ReLE Benchmark (formerly CLiB) provides a continuously updated evaluation for Chinese AI large language models, covering over 337 commercial and open-source LLMs. It offers multi-dimensional capability assessments across various domains, along with comprehensive rankings and a large defect library for model improvement.

#LLM Evaluation#Chinese LLMs#AI Benchmark#Model Ranking#Defect Analysis#Data Analysis#Communication
↗ Visit site★ GitHub
01

Features

01Extensive coverage of 337+ commercial and open-source Chinese LLMs.
02Multi-dimensional evaluation across 7 main domains and ~300 sub-dimensions.
03Provides detailed ranking lists for various capabilities and specific domains.
04Offers a large defect library with over 2 million LLM flaws for research and improvement.
05Supports customized model selection and free evaluation services for private models.
02

Compatibility

OpenAI (GPT series)
Supported
Verified via docs
Google (Gemini series)
Supported
Verified via docs
Anthropic (Claude series)
Supported
Verified via docs
Baidu (ERNIE series)
Supported
Verified via docs
Alibaba (Qwen series)
Supported
Verified via docs
DeepSeek
Supported
Verified via docs
03

Use cases

↳Comparing and selecting the best performing LLMs for specific applications.
↳Identifying weaknesses and improving the capabilities of large language models.
↳Benchmarking private or custom LLMs against public models for performance and cost optimization.
04

Alternatives

mindsdb logo
mindsdb★ 39.2k
Federated Query Engine for AI - The only MCP Server you'll ever need
vs →
Brave Search MCP logo
Brave Search MCP★ 86.5k
Allow your AI Agent to search the real-time internet using Brave Search API. Essential for getting up-to-date information.
vs →
Claude Flow logo
Claude Flow★ 56.4k
The leading agent orchestration platform for Claude.
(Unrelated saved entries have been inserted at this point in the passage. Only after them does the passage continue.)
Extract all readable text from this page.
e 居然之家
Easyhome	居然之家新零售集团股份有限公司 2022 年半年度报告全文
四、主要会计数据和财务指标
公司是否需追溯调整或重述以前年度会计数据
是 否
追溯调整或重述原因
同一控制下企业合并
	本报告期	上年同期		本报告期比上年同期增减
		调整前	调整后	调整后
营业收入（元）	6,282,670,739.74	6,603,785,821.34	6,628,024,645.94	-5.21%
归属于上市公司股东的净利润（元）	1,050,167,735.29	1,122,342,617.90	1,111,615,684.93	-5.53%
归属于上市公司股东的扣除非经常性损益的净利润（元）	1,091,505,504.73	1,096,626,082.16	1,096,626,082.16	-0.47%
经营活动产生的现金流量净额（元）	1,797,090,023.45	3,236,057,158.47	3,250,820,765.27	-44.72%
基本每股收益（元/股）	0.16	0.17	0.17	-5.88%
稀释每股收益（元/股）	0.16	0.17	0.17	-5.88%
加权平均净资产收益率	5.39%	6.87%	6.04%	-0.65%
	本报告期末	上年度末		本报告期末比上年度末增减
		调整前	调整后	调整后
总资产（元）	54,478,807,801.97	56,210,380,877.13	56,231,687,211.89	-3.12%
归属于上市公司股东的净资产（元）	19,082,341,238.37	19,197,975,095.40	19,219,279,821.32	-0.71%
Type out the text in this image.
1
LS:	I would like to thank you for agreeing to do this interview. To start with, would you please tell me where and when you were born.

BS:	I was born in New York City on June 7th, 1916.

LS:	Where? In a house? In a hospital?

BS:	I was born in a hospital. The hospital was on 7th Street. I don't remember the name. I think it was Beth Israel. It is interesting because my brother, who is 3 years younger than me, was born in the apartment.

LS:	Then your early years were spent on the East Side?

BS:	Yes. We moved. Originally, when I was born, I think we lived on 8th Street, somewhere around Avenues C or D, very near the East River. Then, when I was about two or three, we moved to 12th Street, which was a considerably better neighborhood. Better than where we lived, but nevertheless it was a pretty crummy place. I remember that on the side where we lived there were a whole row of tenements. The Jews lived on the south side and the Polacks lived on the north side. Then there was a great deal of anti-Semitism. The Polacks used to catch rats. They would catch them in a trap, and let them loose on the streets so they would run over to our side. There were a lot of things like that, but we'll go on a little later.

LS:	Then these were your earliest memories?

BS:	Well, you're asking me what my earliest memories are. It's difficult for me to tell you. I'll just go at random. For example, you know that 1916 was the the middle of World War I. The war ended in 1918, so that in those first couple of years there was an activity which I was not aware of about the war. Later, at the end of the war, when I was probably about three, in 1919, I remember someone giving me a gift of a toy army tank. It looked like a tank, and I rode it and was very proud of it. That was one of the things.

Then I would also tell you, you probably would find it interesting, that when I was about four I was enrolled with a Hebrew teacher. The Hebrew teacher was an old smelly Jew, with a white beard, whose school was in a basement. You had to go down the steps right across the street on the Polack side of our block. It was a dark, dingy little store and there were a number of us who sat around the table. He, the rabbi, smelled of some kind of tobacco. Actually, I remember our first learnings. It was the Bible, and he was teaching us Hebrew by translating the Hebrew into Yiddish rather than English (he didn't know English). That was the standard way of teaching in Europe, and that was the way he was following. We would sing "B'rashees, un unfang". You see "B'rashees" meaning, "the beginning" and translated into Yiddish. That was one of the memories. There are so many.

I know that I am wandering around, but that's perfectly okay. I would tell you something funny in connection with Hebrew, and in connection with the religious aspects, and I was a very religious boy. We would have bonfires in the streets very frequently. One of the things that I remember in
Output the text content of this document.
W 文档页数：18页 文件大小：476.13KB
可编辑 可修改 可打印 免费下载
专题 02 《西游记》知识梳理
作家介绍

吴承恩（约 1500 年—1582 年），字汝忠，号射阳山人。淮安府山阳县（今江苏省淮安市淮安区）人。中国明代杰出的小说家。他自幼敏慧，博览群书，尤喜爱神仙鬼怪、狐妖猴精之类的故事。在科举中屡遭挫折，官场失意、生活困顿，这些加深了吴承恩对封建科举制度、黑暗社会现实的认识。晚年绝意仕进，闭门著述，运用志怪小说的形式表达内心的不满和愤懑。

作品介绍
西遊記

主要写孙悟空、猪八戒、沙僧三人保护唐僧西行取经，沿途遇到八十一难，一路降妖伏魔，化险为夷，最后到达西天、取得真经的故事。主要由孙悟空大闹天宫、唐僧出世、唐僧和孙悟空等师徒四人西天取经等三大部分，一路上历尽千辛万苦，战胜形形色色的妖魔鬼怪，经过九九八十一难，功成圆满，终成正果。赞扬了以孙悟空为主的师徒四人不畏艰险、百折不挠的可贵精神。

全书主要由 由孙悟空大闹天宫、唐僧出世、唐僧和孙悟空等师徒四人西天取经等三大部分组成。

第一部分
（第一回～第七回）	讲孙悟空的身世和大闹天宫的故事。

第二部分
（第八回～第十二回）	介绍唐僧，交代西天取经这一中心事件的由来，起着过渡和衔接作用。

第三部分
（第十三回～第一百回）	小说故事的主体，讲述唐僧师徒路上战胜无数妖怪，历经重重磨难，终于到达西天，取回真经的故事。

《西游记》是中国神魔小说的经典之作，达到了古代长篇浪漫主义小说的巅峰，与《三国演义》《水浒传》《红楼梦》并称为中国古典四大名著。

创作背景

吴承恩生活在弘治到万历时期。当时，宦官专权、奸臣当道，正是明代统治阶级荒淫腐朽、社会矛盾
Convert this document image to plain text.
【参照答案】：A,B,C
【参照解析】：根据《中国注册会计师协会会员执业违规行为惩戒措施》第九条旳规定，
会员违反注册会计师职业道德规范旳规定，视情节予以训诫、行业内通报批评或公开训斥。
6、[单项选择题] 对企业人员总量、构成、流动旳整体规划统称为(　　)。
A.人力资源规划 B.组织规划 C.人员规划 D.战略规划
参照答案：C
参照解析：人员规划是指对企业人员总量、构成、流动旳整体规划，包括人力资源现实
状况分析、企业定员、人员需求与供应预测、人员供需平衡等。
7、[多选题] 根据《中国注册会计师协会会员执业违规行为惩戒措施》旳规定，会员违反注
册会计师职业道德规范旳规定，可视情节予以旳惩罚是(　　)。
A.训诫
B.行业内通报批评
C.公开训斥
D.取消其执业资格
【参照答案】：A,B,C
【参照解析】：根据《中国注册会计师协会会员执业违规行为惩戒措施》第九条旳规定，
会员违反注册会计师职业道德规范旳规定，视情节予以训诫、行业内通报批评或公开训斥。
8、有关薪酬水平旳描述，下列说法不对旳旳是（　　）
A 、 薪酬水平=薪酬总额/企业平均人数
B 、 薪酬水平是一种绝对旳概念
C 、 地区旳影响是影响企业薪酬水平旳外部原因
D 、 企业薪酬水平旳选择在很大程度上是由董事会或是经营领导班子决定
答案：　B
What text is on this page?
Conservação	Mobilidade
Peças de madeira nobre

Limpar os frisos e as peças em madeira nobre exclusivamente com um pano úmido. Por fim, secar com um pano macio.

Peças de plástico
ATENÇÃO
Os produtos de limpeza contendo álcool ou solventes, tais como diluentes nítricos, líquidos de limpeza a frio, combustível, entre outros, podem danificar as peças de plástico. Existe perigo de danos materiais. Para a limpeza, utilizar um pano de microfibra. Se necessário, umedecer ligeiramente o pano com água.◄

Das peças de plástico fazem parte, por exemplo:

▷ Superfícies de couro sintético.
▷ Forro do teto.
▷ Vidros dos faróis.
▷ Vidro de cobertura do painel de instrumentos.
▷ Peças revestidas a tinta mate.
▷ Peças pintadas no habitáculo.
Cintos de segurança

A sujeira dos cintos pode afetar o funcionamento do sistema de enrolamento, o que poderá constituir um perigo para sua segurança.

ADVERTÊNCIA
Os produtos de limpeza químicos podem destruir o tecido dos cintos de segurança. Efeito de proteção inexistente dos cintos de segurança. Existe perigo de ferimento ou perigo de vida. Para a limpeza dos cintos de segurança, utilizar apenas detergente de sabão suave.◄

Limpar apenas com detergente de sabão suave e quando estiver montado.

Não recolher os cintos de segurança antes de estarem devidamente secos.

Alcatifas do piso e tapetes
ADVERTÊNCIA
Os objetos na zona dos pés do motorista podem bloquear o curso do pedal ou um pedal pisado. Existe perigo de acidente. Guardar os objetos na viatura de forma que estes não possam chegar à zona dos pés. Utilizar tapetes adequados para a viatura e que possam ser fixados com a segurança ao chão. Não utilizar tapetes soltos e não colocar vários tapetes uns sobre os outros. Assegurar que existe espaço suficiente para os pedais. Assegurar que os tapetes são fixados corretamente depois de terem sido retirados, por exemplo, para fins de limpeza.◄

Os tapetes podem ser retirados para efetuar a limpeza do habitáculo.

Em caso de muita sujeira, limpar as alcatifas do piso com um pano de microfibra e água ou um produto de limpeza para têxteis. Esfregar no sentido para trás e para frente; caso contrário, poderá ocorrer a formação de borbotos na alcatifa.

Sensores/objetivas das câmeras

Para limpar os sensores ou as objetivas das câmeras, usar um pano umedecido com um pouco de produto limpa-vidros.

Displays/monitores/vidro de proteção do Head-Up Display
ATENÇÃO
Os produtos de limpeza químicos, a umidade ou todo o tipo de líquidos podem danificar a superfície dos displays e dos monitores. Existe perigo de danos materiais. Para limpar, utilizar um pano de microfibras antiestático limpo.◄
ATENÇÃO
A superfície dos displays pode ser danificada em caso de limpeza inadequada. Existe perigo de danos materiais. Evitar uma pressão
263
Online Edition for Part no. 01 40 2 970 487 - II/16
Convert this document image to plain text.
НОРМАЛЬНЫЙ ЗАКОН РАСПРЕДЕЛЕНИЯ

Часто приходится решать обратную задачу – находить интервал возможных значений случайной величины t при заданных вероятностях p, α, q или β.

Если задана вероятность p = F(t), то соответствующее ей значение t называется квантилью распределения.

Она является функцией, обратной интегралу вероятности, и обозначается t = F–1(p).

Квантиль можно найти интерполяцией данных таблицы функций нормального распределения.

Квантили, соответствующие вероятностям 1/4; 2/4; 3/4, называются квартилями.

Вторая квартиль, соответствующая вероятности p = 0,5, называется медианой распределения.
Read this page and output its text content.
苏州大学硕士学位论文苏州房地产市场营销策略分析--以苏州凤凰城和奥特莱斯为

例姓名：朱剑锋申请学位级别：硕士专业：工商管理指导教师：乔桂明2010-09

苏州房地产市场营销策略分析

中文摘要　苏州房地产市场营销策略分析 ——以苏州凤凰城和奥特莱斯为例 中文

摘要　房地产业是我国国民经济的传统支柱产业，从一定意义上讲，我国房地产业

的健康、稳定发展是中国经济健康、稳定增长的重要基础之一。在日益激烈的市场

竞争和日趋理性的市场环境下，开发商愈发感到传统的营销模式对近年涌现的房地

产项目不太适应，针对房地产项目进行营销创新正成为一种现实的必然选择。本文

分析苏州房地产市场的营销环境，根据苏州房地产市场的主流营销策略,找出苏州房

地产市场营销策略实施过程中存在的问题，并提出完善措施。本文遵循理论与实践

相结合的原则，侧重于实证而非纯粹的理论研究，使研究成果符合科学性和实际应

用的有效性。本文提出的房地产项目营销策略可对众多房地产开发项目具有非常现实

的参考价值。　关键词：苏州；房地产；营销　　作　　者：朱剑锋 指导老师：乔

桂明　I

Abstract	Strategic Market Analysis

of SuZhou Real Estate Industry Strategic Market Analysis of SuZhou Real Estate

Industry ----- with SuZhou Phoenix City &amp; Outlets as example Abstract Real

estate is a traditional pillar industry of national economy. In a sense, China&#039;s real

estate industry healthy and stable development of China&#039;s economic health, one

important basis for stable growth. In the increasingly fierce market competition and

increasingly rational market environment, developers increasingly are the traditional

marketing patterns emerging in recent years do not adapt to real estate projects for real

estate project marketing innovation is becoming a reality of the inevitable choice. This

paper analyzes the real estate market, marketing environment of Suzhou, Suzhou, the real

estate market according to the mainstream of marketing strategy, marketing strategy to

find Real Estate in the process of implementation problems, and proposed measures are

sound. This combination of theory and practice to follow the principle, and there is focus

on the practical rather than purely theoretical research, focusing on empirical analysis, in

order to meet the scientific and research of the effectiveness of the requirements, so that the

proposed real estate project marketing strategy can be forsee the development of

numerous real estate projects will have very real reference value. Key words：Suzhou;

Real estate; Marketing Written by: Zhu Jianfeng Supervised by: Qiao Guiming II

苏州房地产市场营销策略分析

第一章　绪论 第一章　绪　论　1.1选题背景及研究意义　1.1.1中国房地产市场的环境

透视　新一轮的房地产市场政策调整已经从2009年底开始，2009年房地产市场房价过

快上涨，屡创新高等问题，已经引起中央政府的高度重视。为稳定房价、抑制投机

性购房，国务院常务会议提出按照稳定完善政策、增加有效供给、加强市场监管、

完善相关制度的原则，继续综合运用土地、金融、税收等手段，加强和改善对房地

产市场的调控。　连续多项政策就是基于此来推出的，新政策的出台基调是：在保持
Deploy intelligent multi-agent swarms.
vs →
CopilotKit logo
CopilotKit★ 31.8k
React UI + elegant infrastructure for AI Copilots, AI chatbots, and in-app AI agents. The Agentic Frontend.
vs →
awesome-n8n-templates logo
awesome-n8n-templates★ 22.6k
Supercharge your workflow automation with this curated collection of n8n templates! Instantly connect your favorite apps-like Gmail, Telegram, Google Drive, Slack, and more-with ready-to-use, AI-powered automations. Save time, boost productivity, and unlock the true potential of n8n in just a few clicks.
vs →
dagster logo
dagster★ 15.6k
An orchestration platform for the development, production, and observation of data assets.
vs →
genai-toolbox logo
genai-toolbox★ 15.4k
MCP Toolbox for Databases is an open source MCP server for databases.
vs →
mcp-chrome logo
mcp-chrome★ 11.8k
Chrome MCP Server is a Chrome extension-based Model Context Protocol (MCP) server that exposes your Chrome browser functionality to AI assistants like Claude, enabling complex browser automation, content analysis, and semantic search.
vs →
See all alternatives →

Related searches

chinese-llm-benchmark AlternativesBest RAG / Knowledge Base Tools 2026Open Source RAG / Knowledge Basechinese-llm-benchmark Tutorialchinese-llm-benchmark Vs CompetitorsLLM EvaluationChinese LLMsAI Benchmark

Comments

Log in to leave a comment
  • R
    Rebel BrownMay 22, 2026

    The reliable agent design scales well from prototype to production — 5、minimax-m2、deepseek-v3. Good documentation, reduces onboarding time.

  • T
    Taylor ZhangMay 3, 2026

    The clean approach to agent memory is more reliable than alternatives — rele评测:中文ai大模型能力评测(持续更新):目前已囊括335个大模型,覆盖chatgpt、gpt-5. Would recommend for clean use cases.

  • R
    Robin BrownMar 29, 2026

    The robust agent design scales well from prototype to production. Runs fine on Python 3.11.

  • S
    Sam JacksonMar 14, 2026

    The solid approach to agent memory is more reliable than alternatives. The maintainers are responsive to issues.

On this page
01Features02Compatibility03Use cases04Alternatives
Stats
GitHub Stars★ 6.1k
Last commit1w ago
StatusActive
License—
CategoryRAG / Knowledge Base
Trend (30d)
+0.2k↑ 4.6%
Links
Documentation↗Discussion↗Issues↗Releases↗

Deploy on DigitalOcean — Get $200 Free Credit

Ad
© 2026 AgentIndex.app|Built by a 10-year iOS Developer.
QYSGitHubBuy me a coffee ☕

Browse by Category

Code AssistantWorkflow AutomationRAG / Knowledge BaseMulti-AgentBrowser AutomationLLM InfraDev ToolingObservability

Not affiliated with Anthropic, OpenAI or Microsoft.